Why Does Diabetes Hinder Weight Loss for Some People?
While it isn’t impossible to lose weight if you are diabetic, many people with the disease find it to be very difficult. Here are just a few examples of how diabetes make weight loss more difficult:
- You Have Hypothyroidism
Hypothyroidism is actually fairly common in people with Type 1 diabetes. Simply put, when your body doesn’t produce enough thyroid hormones hypothyroidism occurs. Common symptoms include fatigue and generally feeling sluggish as well as weight gain. Those with hypothyroidism often have a more difficult time losing weight, which is especially exacerbated if they have diabetes. A change in diet will help but medication may be needed. This is definitely a medical condition that you have to speak with your doctor about for guidance. (more info)
- You are Stressed
Stress is surprisingly damaging to both mind and body. Too much stress can cause weight gain via the hormone cortisol and make it difficult to lose the weight. Cortisol is released in your body during periods of stress as a means of survival. It can make you feel hungry and even reclusive or sedentary. It is a given that someone with diabetes could easily become stressed. However, many people are dealing with high stress situations in their day to day life these days, from work to family issues. It is extremely important to do things that will relieve stress, like exercising, getting enough sleep and practicing prayer/meditation. You may even want to see a counselor/therapis if you feel like you can’t get your stress under control.
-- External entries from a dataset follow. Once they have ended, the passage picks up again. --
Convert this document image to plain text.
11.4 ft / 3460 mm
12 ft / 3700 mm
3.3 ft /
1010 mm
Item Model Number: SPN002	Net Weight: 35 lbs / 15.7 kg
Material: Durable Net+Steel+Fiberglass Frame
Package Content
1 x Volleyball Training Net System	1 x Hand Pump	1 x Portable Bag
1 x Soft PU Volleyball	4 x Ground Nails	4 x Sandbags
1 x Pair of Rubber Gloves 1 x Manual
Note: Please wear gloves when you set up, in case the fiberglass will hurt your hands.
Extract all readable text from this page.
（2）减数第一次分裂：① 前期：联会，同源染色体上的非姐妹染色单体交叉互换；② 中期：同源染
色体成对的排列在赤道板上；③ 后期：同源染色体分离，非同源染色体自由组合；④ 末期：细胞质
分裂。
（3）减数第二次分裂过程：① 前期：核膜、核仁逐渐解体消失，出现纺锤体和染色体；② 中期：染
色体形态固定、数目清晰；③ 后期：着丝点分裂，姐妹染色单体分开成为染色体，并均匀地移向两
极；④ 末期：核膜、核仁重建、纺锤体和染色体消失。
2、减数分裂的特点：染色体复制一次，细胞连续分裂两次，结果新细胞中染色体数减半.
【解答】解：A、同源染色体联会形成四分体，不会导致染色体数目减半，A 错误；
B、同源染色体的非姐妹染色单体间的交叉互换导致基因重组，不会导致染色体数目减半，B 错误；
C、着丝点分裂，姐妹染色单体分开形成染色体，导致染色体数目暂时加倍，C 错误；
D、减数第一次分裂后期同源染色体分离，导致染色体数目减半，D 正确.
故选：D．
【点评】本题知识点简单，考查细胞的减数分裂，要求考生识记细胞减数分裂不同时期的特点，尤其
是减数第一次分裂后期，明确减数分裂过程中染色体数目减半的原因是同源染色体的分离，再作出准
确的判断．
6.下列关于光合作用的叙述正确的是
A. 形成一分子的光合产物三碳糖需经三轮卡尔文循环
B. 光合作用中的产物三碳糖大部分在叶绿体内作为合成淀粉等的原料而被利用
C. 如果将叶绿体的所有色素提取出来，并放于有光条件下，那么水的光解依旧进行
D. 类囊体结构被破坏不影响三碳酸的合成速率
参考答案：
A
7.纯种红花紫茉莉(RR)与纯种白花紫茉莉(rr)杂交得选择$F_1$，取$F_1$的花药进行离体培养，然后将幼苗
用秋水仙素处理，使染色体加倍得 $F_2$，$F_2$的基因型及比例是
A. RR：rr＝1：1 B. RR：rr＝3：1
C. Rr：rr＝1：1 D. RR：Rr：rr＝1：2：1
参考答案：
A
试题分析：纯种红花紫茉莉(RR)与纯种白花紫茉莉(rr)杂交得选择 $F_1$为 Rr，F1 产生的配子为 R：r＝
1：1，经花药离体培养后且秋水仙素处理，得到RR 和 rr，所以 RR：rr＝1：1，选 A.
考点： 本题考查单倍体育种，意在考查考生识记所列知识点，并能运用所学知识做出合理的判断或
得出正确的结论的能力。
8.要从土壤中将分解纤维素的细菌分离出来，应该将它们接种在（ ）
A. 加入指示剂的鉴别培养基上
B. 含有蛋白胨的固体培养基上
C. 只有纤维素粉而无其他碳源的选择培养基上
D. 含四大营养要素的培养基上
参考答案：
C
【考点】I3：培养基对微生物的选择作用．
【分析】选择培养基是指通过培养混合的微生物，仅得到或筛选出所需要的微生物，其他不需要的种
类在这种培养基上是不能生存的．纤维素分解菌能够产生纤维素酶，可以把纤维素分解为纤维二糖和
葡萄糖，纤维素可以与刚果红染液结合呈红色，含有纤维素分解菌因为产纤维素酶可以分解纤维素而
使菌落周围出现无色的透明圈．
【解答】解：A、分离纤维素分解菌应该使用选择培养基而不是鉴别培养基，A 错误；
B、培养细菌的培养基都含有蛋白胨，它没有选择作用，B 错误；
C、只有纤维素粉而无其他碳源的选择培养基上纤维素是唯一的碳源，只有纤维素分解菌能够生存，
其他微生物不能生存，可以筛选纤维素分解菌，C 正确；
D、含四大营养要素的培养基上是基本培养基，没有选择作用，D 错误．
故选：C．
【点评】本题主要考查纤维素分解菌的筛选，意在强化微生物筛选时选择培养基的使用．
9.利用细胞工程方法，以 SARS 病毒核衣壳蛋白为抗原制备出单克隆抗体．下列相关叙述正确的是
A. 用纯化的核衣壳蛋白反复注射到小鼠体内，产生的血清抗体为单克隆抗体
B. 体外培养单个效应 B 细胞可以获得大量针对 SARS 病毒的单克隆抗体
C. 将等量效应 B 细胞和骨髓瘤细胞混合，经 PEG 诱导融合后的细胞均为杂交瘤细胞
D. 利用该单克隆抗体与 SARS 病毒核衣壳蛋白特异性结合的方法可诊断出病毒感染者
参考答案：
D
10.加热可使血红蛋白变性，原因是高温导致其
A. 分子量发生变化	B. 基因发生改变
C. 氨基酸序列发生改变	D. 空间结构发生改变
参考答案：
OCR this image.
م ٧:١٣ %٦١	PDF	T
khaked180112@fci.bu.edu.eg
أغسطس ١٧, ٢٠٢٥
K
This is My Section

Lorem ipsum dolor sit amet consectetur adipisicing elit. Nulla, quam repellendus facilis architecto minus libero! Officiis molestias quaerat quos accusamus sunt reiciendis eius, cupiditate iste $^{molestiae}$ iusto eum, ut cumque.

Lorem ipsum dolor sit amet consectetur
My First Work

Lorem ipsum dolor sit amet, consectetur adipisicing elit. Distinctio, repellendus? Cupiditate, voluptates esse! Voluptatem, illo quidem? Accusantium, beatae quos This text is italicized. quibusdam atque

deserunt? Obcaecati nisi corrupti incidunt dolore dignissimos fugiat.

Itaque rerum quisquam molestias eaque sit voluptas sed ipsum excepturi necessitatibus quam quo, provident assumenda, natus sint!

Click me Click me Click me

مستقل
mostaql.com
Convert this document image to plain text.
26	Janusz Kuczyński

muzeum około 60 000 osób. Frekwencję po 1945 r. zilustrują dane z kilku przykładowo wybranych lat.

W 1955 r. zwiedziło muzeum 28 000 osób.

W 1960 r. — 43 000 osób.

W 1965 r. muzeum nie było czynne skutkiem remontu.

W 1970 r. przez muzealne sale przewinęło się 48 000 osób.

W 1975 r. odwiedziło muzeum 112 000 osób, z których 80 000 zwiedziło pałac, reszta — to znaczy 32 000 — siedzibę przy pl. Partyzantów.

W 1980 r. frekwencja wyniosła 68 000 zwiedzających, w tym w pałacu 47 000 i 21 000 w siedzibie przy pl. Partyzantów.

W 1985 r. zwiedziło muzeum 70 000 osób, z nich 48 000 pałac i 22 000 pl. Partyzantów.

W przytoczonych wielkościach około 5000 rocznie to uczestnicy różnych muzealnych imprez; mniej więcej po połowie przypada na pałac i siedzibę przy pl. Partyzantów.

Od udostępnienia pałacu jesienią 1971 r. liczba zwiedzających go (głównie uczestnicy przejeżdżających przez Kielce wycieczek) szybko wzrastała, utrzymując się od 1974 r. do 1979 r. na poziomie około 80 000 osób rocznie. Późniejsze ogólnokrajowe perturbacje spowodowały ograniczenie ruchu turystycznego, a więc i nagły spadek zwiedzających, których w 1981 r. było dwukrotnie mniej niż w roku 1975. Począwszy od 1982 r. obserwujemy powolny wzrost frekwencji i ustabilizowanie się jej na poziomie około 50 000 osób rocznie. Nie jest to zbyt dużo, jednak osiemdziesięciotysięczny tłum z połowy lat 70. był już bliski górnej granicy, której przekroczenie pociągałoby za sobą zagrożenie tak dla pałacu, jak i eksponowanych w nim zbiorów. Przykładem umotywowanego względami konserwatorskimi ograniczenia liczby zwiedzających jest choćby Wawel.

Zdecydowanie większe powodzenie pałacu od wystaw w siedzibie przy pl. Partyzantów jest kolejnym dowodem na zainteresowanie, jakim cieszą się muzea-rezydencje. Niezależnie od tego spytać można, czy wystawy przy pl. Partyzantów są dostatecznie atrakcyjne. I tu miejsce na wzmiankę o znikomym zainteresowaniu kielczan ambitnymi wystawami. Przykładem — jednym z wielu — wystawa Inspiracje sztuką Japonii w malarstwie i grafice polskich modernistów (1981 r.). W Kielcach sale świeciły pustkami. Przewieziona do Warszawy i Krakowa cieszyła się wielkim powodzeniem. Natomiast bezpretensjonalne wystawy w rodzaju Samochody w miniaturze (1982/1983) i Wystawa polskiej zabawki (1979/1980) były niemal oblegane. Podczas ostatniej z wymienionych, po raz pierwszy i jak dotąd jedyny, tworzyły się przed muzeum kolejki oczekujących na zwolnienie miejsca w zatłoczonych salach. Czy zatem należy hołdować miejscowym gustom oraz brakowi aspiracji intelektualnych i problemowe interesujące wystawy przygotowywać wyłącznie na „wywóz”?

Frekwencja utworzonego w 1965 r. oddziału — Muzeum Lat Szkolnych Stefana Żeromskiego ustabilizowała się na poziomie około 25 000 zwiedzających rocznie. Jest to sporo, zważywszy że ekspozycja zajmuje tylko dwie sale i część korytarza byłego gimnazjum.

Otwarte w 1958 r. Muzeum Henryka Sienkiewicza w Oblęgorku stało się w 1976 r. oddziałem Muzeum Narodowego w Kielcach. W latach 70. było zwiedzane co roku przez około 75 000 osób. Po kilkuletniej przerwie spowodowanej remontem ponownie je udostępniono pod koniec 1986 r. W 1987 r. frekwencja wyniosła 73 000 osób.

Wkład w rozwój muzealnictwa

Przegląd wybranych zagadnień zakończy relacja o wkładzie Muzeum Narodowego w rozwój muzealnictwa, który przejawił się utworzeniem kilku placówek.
- You are on Weight Medications that Cause Weight Fluctuations
A side effect of some diabetes-related medications include weight gain. If you suspect this is your problem, research your medications or talk to your doctor. One of the most common ways weight gain is caused by medication occurs when someone injects too much insulin. Medication can also lead people to overeat when they have low blood sugar due to the meds. Always take the correct dosage of medication and keep a journal of how much you eat when you begin taking medication.
- You are Frequently Hypoglycemic
One of the most common causes of weight loss difficulty associated with diabetes involves hypoglycemia. Hypoglycemia, which is low blood glucose, is a common side effect of diabetes. What happens in this situation is that your blood sugar drops. Typically, you might eat something sweet to bring it up. However, instead of eating a small amount of food and then checking your blood sugar level again, you may instead overeat which can lead to weight gain over time. Prevent hypoglycemia-induced weight gain by monitoring your blood sugar, eating balanced meals and taking your medication properly.
- You aren’t Sleeping Well
Sleep is vitally important for overall health yet it’s often ignored. Rarely do people get 8 full hours of restful sleep in a quiet room with no lights. People with diabetes may find it difficult to get enough sleep, especially if they are overweight or obese. This is even worsened if they have a sleeping disorder, like sleep apnea. Ensure that your bedroom is a quiet, relaxing place and try to get at least 6-8 hours of sleep every night. Naps during the day may help you if you didn’t get enough sleep the night before.
If you are struggling to lose weight and have been diagnosed with diabetes or pre-diabetes, visit your doctor to learn more about your options. Speaking with a nutritionist or dietician can also be helpful. Seeking help is especially important if you suddenly gain a lot of weight or are working hard at losing weight for a month or two with no success. While diabetes can make weight loss tricky, it is completely doable and necessary for your health. Many people lose weight while dealing with serious health issues like diabetes, and you can too.